Cerebral metastasis - colorectal adenocarcinoma

Case contributed by Frank Gaillard
Diagnosis certain

Presentation

Left leg weakness.

Patient Data

Age: 50 years

Well defined heterogeneous parafalcine mass in the right paracentral lobule, appears intra-axial and located at the grey-white matter junction. Adjacent high T2/FLAIR signal abnormality extends into pre and post frontal gyri. Heterogeneous enhancement of the mass with regions of susceptibility artefact, no diffusion restriction abnormality.
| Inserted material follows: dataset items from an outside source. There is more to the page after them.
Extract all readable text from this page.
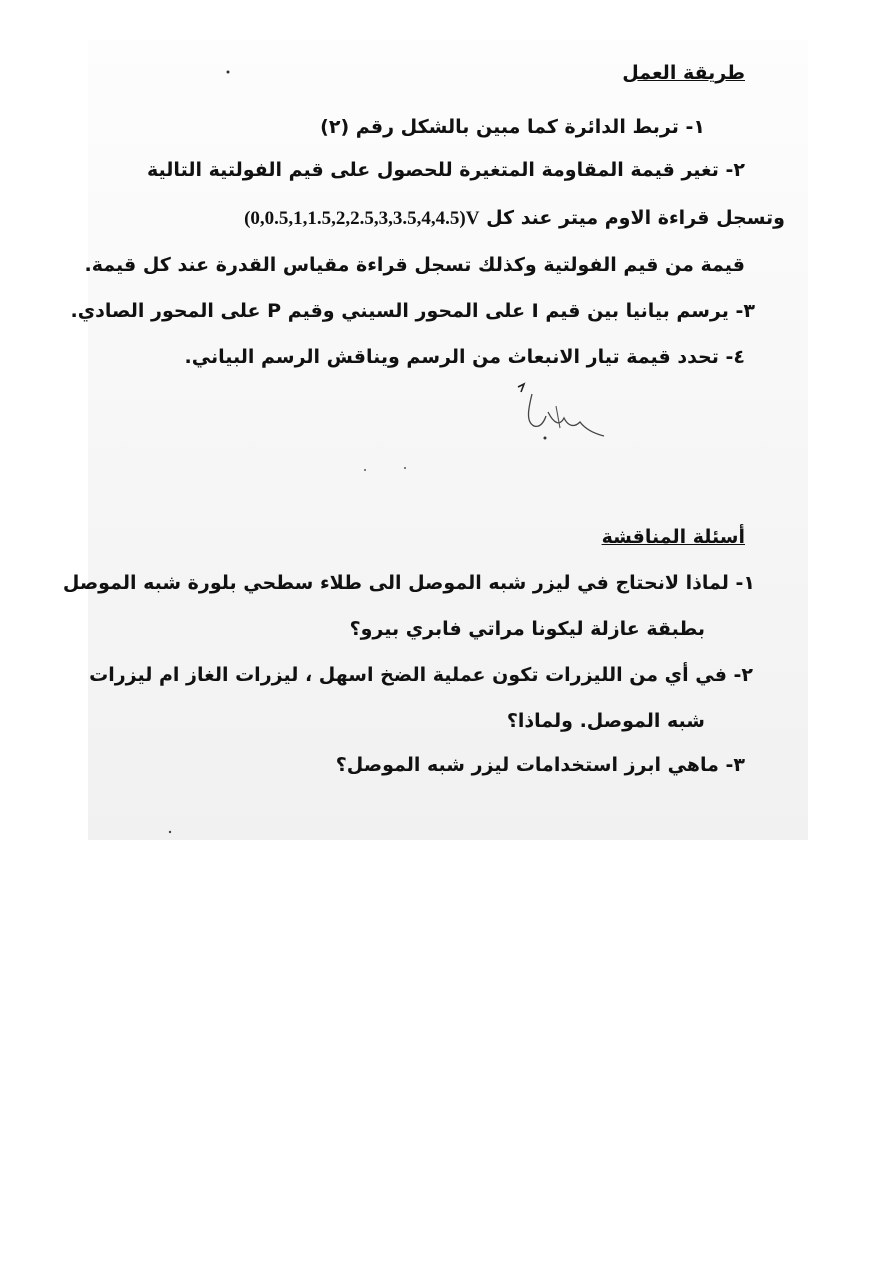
طريقة العمل
١- تربط الدائرة كما مبين بالشكل رقم (٢)
٢- تغير قيمة المقاومة المتغيرة للحصول على قيم الفولتية التالية
وتسجل قراءة الاوم ميتر عند كل (0,0.5,1,1.5,2,2.5,3,3.5,4,4.5)V
قيمة من قيم الفولتية وكذلك تسجل قراءة مقياس القدرة عند كل قيمة.
٣- يرسم بيانيا بين قيم I على المحور السيني وقيم P على المحور الصادي.
٤- تحدد قيمة تيار الانبعاث من الرسم ويناقش الرسم البياني.
أسئلة المناقشة
١- لماذا لانحتاج في ليزر شبه الموصل الى طلاء سطحي بلورة شبه الموصل
بطبقة عازلة ليكونا مراتي فابري بيرو؟
٢- في أي من الليزرات تكون عملية الضخ اسهل ، ليزرات الغاز ام ليزرات
شبه الموصل. ولماذا؟
٣- ماهي ابرز استخدامات ليزر شبه الموصل؟
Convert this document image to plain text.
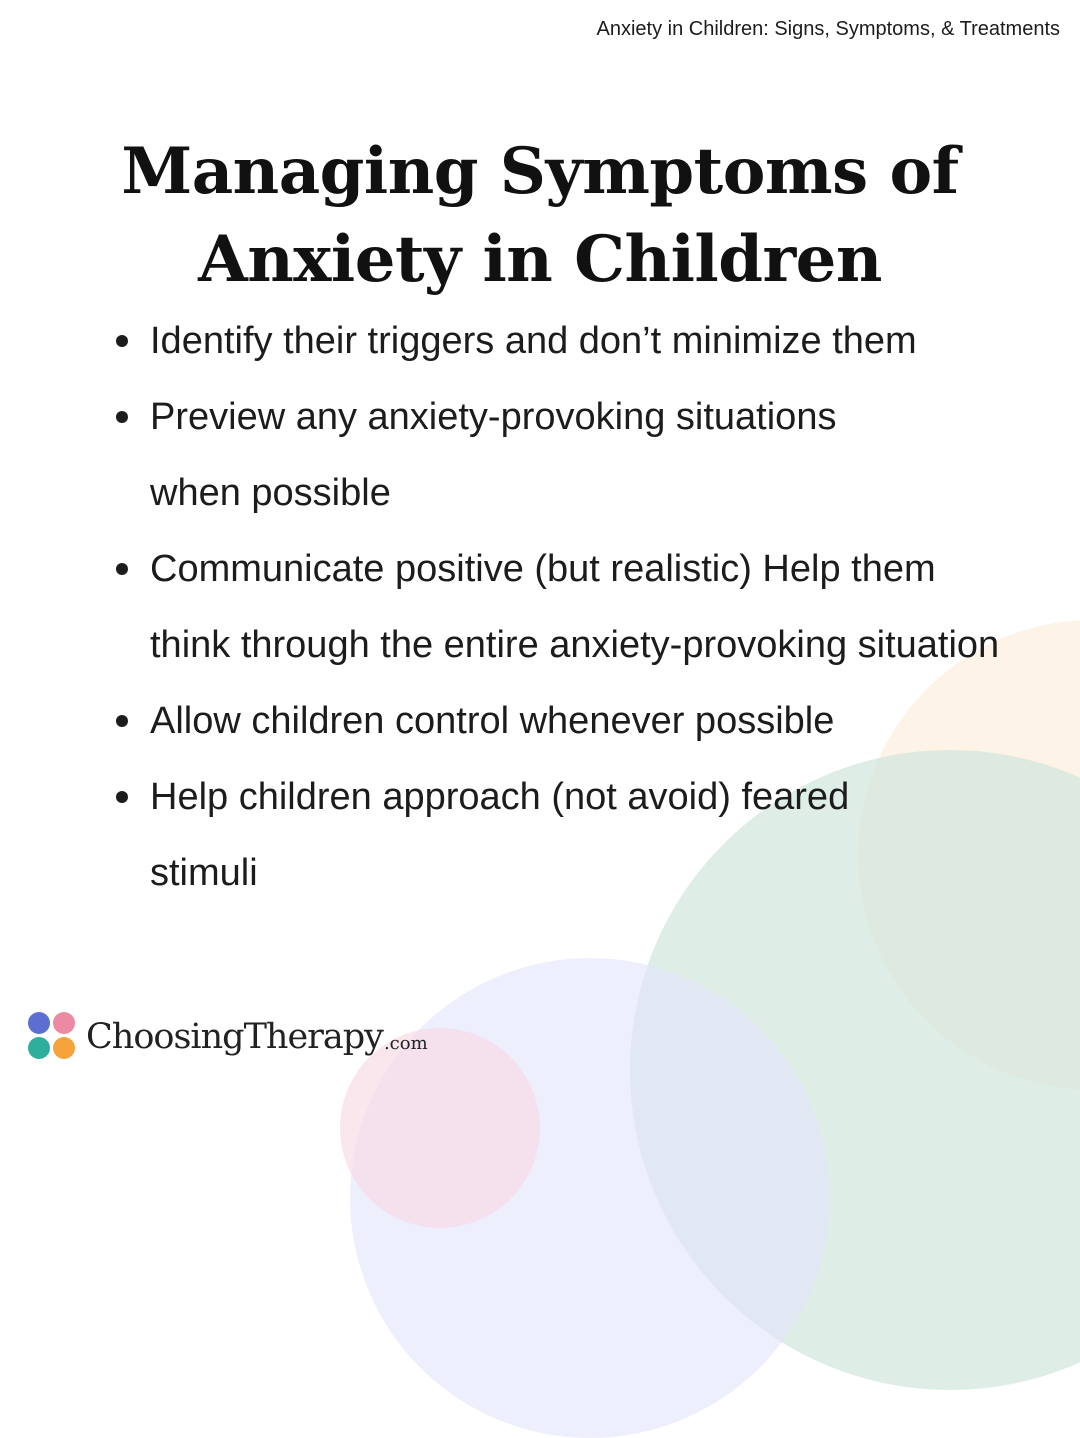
Anxiety in Children: Signs, Symptoms, & Treatments
Managing Symptoms of
Anxiety in Children
Identify their triggers and don’t minimize them
Preview any anxiety-provoking situations when possible
Communicate positive (but realistic) Help them think through the entire anxiety-provoking situation
Allow children control whenever possible
Help children approach (not avoid) feared stimuli
ChoosingTherapy .com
Adjacent cortex is not thickened. No other lesion seen. On perfusion imaging, cerebral blood volume (CBV) is low in the cystic component of the lesion, but mildly increased in the solid component. It is markedly reduced in the non-enhancing high T2 signal white matter. Spectroscopy suggests elevation of choline and reduced NAA over the tumor, but shows a normal trace in the high T2 signal white matter. 

Overall features favor a metastasis. 

Within the ascending colon, there is a section of circumferential mural thickening within the colon without associated bowel obstruction. Enlarged retroperitoneal lymph nodes. 

Case Discussion

The patient went on to have a resection.

Histology

MICROSCOPIC DESCRIPTION:

Sections of brain tissue show a cohesive tumor composed of mucin-secreting cribriform glands. Tumor cells contain abundant eosinophilic cytoplasm, vesicular nuclei and prominent nucleoli. Frequent mitoses and central necrosis are present.

Immunohistochemical results show tumor cells stain: CK7-, CK20+, TTF1- and CDX2+

FINAL DIAGNOSIS: Metastatic moderately differentiated adenocarcinoma, consistent with colorectal primary.